Apart from this, the underlying agenda behind Tax Cuts and other measures that are being proposed is that American firms would be encouraged to bring back their profits which are now held in Offshore Tax Havens as well as make them competitive through flat taxes of around 20 percent instead of the very high top line rate of 35 percent.

Thus, it is clear that the global race between American and Chinese firms is going to become more competitive and intense in the days to come.

Some Worrying Signs for American and Chinese Firms

Perhaps the most worrying aspect for American firms is the threat of losing their innovativeness due to tighter immigration as well as lack of funding for research into Science and Technology. As for the Chinese firms, the worry is that they reach a point where their debt levels are so high that the government would not and cannot be able to bail them out.

Thus, given these imperatives, it is only how well they navigate the complex waters of domestic constraints and foreign market competition that would determine whether they would succeed.

The other aspect here is that the global market for Energy and Oil has reached a stage where the United States is relatively secure with all the gains from Shale Oil Fracking whereas China is dependent on foreign sources to meet its energy needs.

Thus, the race to the future would also be one where China would have to move towards renewable sources, and already, the Chinese government is investing in solar and wind as well as electric sources for its energy needs.

On the other hand, there is a level of complacency among the American policymakers who are reversing the rules related to investments and incentives for the renewable sector.

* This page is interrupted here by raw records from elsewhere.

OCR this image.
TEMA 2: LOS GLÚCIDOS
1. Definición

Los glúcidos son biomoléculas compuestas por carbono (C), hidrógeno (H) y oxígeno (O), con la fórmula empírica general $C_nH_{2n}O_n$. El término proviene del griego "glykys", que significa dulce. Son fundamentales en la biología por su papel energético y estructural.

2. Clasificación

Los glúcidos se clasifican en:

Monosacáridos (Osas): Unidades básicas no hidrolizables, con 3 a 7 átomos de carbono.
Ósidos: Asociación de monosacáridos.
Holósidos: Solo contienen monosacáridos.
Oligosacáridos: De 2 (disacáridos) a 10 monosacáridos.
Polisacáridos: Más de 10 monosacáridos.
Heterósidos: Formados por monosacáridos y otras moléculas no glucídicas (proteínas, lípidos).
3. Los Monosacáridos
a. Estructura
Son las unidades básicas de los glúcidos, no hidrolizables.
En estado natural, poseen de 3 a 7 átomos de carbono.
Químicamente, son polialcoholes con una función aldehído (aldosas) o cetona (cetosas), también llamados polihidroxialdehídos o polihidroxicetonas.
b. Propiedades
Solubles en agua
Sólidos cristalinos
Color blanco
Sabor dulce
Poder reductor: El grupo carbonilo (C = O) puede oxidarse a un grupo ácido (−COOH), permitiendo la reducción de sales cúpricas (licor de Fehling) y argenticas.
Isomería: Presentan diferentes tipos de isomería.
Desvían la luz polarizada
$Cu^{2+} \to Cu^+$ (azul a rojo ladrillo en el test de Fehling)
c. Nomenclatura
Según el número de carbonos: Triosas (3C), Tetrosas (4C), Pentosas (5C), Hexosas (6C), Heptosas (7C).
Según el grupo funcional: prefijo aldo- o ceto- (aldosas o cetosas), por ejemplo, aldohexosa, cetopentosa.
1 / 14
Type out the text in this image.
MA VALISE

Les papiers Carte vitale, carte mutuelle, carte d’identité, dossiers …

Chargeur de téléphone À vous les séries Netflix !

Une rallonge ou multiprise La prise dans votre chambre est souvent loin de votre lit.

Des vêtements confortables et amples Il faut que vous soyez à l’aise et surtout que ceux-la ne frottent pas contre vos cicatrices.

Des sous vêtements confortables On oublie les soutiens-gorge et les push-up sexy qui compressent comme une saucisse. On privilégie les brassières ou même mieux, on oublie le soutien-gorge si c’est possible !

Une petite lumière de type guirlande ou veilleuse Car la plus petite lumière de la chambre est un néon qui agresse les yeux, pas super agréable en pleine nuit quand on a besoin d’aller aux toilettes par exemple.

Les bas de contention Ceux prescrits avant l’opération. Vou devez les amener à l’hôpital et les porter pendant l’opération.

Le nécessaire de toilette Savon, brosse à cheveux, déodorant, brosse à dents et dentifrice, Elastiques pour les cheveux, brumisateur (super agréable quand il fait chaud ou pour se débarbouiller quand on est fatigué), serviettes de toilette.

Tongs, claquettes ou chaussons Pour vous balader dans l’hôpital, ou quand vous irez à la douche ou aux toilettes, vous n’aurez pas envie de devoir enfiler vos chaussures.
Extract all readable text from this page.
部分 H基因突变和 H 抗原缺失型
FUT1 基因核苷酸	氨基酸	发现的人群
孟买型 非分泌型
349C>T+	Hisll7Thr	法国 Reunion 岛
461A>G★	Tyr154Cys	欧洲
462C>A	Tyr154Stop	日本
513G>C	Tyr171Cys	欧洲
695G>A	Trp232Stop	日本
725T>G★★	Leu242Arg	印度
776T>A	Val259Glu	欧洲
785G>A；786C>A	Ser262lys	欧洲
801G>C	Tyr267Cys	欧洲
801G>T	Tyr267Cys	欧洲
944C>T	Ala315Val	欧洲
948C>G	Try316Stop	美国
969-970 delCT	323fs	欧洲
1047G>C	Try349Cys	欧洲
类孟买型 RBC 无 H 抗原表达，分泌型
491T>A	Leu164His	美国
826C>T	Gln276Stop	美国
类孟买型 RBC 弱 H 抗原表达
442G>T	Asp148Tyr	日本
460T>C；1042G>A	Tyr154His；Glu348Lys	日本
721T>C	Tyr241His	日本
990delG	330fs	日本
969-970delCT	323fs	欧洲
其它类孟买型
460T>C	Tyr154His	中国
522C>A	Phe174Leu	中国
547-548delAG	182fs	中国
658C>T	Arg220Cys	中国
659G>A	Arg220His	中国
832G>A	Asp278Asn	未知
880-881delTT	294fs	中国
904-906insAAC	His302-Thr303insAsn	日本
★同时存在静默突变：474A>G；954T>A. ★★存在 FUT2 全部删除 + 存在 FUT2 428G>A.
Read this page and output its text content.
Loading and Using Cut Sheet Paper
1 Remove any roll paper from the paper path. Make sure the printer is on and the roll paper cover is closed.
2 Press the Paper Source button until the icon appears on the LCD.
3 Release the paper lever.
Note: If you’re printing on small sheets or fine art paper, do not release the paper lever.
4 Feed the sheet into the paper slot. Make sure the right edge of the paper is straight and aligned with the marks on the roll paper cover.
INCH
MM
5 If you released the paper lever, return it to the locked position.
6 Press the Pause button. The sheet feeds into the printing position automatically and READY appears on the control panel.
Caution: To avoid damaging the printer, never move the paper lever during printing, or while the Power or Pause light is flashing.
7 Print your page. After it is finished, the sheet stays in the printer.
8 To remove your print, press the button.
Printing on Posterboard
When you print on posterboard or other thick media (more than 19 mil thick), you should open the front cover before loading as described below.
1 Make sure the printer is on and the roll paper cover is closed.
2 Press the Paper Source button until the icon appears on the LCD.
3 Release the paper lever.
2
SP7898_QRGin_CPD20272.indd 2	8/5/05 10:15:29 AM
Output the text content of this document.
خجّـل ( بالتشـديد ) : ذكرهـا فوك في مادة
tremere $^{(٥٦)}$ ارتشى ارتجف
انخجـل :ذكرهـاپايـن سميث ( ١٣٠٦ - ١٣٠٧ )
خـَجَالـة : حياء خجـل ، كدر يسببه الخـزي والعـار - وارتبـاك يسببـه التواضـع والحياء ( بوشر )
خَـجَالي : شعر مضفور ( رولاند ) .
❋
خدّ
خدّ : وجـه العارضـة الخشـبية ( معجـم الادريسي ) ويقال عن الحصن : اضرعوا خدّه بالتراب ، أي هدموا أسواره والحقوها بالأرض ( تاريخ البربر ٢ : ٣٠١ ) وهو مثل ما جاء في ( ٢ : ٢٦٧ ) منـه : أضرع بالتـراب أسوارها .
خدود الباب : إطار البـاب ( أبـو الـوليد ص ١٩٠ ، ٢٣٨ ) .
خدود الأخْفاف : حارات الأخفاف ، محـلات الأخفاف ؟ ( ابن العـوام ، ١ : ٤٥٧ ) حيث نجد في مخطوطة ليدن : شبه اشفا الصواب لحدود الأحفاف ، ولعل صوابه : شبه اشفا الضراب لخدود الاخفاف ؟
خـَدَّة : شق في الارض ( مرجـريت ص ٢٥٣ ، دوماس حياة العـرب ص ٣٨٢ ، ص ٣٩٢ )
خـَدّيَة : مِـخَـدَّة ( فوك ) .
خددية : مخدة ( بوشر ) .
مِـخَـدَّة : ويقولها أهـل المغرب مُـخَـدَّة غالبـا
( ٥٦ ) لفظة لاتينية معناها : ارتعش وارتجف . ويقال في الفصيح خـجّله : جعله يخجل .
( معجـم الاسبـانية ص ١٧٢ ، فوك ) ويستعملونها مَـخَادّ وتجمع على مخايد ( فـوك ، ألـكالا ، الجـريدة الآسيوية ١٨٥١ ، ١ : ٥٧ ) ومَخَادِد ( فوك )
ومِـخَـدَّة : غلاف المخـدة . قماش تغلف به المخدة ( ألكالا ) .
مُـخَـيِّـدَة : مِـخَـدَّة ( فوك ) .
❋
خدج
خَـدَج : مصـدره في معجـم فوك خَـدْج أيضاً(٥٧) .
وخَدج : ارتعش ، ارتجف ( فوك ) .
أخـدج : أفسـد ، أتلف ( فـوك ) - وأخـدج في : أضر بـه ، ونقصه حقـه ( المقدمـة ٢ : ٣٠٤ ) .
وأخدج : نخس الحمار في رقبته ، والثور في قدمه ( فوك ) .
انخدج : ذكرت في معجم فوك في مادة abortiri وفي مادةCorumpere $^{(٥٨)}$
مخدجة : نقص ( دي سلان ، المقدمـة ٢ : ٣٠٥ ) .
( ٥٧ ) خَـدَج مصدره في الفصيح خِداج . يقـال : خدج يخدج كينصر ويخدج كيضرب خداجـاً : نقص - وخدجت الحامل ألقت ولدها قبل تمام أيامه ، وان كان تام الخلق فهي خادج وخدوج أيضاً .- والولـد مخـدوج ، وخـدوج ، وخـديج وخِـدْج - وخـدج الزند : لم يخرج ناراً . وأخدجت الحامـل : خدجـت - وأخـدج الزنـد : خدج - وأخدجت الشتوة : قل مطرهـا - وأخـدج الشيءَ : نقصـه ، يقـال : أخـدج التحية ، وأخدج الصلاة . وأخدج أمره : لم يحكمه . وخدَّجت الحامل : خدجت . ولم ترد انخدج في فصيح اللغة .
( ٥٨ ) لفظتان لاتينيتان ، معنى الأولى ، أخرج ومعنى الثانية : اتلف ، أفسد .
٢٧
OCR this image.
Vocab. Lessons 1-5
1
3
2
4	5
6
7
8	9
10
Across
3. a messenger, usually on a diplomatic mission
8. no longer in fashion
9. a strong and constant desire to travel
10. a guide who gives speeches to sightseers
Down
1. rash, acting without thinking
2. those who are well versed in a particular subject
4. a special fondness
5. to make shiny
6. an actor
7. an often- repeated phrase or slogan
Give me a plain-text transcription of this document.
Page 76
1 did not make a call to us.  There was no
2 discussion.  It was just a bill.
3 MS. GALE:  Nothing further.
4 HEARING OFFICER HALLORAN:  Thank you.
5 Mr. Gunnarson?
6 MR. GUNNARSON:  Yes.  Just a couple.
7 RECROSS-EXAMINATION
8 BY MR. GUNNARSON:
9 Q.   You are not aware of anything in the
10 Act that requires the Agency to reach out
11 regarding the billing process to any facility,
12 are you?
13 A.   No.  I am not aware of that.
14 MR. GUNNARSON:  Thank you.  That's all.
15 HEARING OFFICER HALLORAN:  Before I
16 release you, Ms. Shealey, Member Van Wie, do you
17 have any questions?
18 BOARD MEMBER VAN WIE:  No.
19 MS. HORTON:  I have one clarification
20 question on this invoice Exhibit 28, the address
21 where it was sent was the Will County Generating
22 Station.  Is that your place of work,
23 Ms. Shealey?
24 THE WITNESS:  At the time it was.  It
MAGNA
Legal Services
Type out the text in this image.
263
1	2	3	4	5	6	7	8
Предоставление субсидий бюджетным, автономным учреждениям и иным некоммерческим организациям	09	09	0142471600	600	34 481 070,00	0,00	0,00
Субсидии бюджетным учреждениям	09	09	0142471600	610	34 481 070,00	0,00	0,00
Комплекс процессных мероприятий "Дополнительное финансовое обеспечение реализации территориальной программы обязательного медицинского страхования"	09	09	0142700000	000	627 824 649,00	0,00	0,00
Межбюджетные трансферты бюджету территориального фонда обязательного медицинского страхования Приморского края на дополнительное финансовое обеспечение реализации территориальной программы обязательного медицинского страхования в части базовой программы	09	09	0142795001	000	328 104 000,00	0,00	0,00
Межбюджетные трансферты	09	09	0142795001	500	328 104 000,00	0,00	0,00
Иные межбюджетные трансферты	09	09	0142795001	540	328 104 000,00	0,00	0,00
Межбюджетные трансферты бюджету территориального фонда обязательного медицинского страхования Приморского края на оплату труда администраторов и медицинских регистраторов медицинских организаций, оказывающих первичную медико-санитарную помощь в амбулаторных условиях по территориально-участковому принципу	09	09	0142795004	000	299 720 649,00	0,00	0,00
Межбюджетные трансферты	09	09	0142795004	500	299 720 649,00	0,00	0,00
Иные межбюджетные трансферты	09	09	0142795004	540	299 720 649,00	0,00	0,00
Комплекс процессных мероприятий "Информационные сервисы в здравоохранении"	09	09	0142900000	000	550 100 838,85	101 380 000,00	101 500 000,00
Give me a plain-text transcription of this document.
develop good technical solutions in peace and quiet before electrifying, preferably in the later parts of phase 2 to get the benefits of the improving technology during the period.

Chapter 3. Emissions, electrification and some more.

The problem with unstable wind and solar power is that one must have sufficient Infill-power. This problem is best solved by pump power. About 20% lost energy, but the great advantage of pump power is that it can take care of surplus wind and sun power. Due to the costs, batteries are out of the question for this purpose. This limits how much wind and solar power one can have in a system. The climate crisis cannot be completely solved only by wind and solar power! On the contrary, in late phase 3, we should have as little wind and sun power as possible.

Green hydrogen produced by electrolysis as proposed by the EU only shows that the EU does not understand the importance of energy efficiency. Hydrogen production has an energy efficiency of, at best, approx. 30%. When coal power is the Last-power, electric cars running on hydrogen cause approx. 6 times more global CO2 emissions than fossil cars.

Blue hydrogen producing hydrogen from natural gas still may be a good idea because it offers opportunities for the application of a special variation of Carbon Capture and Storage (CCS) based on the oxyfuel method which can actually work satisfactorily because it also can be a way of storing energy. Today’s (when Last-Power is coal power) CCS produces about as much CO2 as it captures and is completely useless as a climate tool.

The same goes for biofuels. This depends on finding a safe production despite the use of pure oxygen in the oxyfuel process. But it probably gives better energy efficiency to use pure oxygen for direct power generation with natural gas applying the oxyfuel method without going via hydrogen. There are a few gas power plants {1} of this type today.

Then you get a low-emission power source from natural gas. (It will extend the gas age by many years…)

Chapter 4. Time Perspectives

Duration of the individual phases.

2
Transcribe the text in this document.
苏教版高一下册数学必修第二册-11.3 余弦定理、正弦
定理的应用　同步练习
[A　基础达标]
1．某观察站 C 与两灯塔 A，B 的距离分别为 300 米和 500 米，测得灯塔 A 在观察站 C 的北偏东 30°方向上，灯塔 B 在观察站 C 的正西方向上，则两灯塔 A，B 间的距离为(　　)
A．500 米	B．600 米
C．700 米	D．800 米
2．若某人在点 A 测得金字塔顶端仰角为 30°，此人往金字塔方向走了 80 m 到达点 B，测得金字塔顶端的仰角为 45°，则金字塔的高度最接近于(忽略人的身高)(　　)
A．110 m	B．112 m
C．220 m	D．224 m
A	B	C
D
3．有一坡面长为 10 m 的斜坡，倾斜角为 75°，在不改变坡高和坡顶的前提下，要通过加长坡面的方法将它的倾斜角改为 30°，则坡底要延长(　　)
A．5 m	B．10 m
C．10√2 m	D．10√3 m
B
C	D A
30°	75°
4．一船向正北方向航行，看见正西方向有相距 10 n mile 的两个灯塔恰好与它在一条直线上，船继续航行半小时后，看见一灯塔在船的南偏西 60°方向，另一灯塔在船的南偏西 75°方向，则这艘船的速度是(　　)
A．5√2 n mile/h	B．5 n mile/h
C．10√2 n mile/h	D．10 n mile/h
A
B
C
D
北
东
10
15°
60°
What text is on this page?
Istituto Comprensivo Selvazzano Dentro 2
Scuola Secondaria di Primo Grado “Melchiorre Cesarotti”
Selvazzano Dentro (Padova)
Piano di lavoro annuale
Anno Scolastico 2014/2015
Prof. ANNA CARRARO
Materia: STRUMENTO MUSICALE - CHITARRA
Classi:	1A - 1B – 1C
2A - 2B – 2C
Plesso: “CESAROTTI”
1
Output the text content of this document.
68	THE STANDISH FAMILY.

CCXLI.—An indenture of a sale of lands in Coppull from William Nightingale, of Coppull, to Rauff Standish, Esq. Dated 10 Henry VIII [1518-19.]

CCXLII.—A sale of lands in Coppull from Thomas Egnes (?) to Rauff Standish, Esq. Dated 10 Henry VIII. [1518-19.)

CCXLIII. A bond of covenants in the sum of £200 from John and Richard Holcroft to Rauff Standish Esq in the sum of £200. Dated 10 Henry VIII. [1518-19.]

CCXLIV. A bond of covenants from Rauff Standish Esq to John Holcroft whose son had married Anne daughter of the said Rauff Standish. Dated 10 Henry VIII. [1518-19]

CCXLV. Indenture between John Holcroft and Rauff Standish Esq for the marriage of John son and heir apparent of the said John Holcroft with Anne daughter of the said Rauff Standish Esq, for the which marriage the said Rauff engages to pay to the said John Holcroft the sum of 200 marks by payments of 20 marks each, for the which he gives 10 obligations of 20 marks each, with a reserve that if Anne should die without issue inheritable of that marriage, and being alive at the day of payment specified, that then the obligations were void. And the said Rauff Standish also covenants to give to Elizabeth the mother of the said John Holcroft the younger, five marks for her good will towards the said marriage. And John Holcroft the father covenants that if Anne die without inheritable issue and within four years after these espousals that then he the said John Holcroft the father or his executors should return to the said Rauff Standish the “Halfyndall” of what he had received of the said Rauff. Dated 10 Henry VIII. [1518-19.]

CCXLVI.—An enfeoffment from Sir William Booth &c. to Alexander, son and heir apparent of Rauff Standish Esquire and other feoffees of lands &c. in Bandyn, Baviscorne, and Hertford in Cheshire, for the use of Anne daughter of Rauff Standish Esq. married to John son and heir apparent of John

Indeed, even withdrawing from the Climate Change Accord is something that must be seen in this context.

What Indian Firms Can Do?

Lastly, given these competing forces at work, it is a good time for Indian Firms to make the most of the situation by forming alliances with both the American and Chinese firms. While the former is already evident, concerns over security and other aspects are keeping partnerships with Chinese firms at bay. To conclude, as the global race between American and Chinese firms heats up, other firms worldwide can benefit by playing the middle role wherein they gain from the strengths of both and manage the weaknesses by adroit business strategies.